Standing at LACMA before an oversized Matisse display it all washed over me. The women in my life caring for each other.

Standing in front of one of Picasso’s Blue Paintings my phone rang. The dog sitter was home. I reluctantly left to pick up Junior.

I grabbed the kids from school next and brought Jane home to rest. She’s been ill and a day at school knocked everything out of her. Alexander went to tennis and on the way a girlfriend called.

Not a girlfriend. The girlfriend. The one who knows everything. The one who lived with me in high school and helped me survive the teenage years. The one who inspired me and made me a better person. The one who has never judged and who giggled when I failed to be a better person. That friend.

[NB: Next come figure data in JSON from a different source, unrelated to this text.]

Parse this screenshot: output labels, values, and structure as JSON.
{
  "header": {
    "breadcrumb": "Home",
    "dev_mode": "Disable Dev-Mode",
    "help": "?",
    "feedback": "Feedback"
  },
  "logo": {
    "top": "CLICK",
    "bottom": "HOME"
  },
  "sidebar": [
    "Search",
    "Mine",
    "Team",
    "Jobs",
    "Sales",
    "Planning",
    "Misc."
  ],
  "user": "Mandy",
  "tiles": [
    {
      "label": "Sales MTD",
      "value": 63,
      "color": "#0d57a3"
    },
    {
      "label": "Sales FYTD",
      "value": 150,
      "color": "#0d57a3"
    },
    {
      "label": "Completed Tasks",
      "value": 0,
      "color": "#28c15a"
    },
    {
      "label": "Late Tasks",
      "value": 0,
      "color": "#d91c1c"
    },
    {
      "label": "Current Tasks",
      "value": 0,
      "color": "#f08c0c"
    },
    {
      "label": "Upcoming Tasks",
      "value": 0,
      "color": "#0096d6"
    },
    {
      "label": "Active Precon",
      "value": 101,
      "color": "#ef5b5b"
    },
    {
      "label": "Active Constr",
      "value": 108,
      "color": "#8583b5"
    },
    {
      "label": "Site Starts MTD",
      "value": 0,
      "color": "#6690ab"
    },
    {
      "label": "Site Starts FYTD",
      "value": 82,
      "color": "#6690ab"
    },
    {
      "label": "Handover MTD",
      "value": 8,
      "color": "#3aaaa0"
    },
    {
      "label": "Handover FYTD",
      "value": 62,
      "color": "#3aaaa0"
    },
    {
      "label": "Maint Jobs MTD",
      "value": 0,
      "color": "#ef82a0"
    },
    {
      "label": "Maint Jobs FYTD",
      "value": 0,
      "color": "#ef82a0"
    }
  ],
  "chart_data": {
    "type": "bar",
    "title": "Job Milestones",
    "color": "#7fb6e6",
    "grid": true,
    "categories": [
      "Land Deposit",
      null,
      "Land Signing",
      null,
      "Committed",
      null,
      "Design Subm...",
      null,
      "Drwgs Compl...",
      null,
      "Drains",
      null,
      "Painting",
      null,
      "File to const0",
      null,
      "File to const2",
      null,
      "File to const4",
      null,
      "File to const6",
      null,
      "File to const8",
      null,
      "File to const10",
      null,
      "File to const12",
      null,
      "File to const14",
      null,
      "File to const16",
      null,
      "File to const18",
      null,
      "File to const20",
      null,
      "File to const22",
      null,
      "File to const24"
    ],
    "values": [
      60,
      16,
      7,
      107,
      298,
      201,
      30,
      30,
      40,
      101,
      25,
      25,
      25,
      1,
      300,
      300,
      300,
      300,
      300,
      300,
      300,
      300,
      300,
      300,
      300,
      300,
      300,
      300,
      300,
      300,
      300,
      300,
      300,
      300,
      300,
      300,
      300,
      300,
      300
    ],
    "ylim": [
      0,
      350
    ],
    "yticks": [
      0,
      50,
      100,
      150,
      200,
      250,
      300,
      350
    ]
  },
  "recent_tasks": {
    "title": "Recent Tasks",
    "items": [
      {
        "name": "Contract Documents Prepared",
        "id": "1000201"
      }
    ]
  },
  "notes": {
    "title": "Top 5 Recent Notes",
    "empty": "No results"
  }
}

She’s sick. She’s going to be okay, but right now she’s sick.

So after tennis I got dinner on the table, ate a few bites of salad and tried to not yell at my family. I wasn’t overly successful but I did okay. I took the dog for a walk but it’s a well documented fact that Junior is essentially useless. After about four blocks I had to carry him and so now I’m walking down the street with my little dog and my giant Bose headphones becuase I really don’t want any outide noise. I don’t want to know that other people are happy or chatting or that they even exist.

I just wanted to walk and cry in the dark with my dumb little useless dog.

So I listened to the Sex Pistols and NWA and the combination of tortured youth from here and abroad helped me through this early part of my 40’s just as effectively as it pushed me forward in my teens.